Thirteen studies investigated the association between either brain morphology, resting-state connectivity or FA against a wide range of cognitive and clinical measures including, amongst others, symptoms, functioning, duration of untreated illness and antipsychotic medication. Three studies did not find a statistically significant brain-behaviour association [71,72,73]. Of the remaining studies, frontal brain regions were more prominently involved in all behavioural domains investigated, followed by temporal and subcortical regions. Symptoms were associated with a wide range of connectivity networks, but mostly with the default mode and sensorimotor networks. As for FA, links between association fibres and cognition, symptoms and clinical information were also observed. In CHR-P, prodromal symptoms and poor functioning were associated with white matter microstructure in association fibres (sagittal stratum, uncinate fasciculus and cingulum) and in the anterior corona radiata [74]. Conversely, cognitive abilities including processing speed, working memory and executive functioning were mostly associated with association fibres (fornix and uncinate fasciculus) and brainstem tracts (superior cerebellar peduncle and medial lemniscus) [75]. In FEP, the association between several behavioural features (e.g., cognition, symptom severity, medication, education) and cortical thickness and hippocampal white matter revealed two sex-specific latent variables.
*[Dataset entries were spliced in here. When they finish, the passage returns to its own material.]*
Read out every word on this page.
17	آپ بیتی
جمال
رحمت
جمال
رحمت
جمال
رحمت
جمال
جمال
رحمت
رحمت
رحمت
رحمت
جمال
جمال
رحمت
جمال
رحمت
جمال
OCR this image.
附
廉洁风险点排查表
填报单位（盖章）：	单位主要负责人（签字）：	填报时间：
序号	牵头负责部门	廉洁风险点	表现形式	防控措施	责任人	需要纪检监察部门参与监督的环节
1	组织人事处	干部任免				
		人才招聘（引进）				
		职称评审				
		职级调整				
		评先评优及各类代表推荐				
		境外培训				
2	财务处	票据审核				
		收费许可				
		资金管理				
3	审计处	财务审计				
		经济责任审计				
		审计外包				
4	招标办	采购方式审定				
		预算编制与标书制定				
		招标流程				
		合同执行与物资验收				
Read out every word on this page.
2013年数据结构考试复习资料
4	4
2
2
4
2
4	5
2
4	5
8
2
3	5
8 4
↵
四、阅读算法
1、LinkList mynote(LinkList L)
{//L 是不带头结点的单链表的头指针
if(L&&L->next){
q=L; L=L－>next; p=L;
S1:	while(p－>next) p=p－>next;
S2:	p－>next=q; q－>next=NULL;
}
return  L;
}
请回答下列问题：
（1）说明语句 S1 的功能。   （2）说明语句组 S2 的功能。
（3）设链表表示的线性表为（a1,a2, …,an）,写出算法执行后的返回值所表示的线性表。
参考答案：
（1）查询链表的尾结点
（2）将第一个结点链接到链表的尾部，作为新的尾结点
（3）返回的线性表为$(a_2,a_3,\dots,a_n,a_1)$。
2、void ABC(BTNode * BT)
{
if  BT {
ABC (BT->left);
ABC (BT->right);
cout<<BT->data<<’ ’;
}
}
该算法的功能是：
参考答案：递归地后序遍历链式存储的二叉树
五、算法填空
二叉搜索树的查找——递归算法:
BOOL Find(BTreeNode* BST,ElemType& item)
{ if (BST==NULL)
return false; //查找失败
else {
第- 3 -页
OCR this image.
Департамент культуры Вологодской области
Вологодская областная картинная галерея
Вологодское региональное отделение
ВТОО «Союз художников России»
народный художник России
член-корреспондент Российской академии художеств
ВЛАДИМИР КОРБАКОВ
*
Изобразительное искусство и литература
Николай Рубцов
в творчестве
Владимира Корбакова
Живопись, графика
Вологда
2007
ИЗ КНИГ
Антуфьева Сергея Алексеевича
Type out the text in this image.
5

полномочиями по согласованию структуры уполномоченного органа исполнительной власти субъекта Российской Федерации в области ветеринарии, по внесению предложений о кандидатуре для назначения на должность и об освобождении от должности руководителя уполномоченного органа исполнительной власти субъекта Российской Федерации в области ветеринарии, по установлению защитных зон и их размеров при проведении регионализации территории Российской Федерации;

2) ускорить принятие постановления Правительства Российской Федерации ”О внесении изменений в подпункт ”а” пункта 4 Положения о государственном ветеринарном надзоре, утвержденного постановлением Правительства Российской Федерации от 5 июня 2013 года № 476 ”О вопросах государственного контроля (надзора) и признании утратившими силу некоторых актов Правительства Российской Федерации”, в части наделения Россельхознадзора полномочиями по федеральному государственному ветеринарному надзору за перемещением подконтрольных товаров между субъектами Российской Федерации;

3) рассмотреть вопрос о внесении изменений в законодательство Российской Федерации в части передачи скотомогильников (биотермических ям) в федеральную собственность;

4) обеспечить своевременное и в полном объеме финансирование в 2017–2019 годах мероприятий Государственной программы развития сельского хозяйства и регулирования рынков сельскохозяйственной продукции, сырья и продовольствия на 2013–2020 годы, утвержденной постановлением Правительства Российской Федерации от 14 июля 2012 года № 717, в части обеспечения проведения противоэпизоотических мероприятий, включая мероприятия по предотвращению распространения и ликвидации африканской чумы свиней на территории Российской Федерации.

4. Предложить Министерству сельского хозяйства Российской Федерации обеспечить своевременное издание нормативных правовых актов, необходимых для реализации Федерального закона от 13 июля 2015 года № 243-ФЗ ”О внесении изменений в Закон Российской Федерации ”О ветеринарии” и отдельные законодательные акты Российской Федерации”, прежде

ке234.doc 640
In males, greater verbal memory impairments, fewer years of education, greater antipsychotic medication and positive/negative symptomatology were associated with reduced volumes in limbic structures, reduced thickness in mostly parietal and temporal regions, and higher thickness in several frontal regions and in the precuneus. In females, fewer depressive/negative symptoms and an earlier age of onset were associated with reduced volumes in limbic structures, low thickness in temporal and frontal regions and in the cingulate cortex, as well as higher thickness in parietal and occipital regions. In established SZ, cognitive [76, 77] and negative [76] symptoms were associated with grey matter volume in a widespread network of predominately prefrontal, temporal, parietal and (para)limbic regions. A significant association was also found between psychotic symptoms and more time in states characterised by inactive default mode and executive networks, and with heightened activity in the sensorimotor network [78].

Transdiagnostic groups

Several studies opted for combining diagnostic groups to identify transdiagnostic biomarkers. Half of the studies focused on psychosis spectrum disorders, namely schizophrenia, schizoaffective disorder and bipolar disorder (with and without psychotic features). The remaining studies investigated mostly a combination of ADHD, ASD as well as mood, anxiety, and borderline personality disorder. The majority of studies investigated cognition, which was mainly associated with the morphology of frontal regions. For example, the superior, inferior, caudal and middle frontal cortices were amongst the features with highest loadings across several brain morphology features, namely grey matter volume, cortical thickness, cortical surface area and local gyrification index in the psychosis spectrum group, ADHD, mood and anxiety disorders [79, 80]. As for white matter microstructure, cognition was mostly associated with fractional anisotropy in the superior longitudinal fasciculus, sagittal stratum and fornix [81, 82]. Interestingly, in the only two studies with physical measures amongst a wide range of behavioural features [41, 80], variables such as BMI, drug use and physical activity had the highest loadings across brain modalities, namely morphology, white matter microstructure and functional activity, as well as across brain regions. Overall, psychopathology (e.g., psychosis, anxiety) was associated with a wide range of brain modalities and regions, as expected due to the different diagnostic groups. However, only five studies investigated the association between brain and symptoms, all with different diagnoses and/or brain features, making it difficult to ascertain which associations were more prevalent in the different diagnostic groups/symptoms. Notably, three out of the four functional connectivity studies did not find any statistically significant brain-behaviour association [41, 83, 84]; however, they were also amongst the most robust ones due to their rigorous out-of-sample testing.

Risk of bias

To our knowledge, there are no established tools to systematically assess the risk of bias in ‘doubly’ multivariate brain-behaviour studies. A subjective judgment was made for each study based on three domains that have been consistently highlighted in brain-behaviour studies using these methods: 1) Data dimensionality, 2) Validation strategy, 3) Stability of feature weights. The former was operationalised as the ratio between sample size (N) and total number of brain and behaviour features entered into the CCA/PLS model (i.e., effective number of variables, f); an N/f ratio lower than 10 was considered high risk bias [34]. In terms of validation strategy, in-sample testing only and out-of-sample testing (through resampling or an independent dataset) were considered high and low risk of bias, respectively [85]. Finally, studies that did not investigate the stability of feature loadings were rated as high bias for the last domain [85]. If any of the information needed to rate the domains was unclear or missing, the study was rated as ‘unclear’. Most studies (80%) were at high risk of bias for Data dimensionality and 68% were also at high risk due to an in-sample Validation strategy (Fig. 3, supplementary information).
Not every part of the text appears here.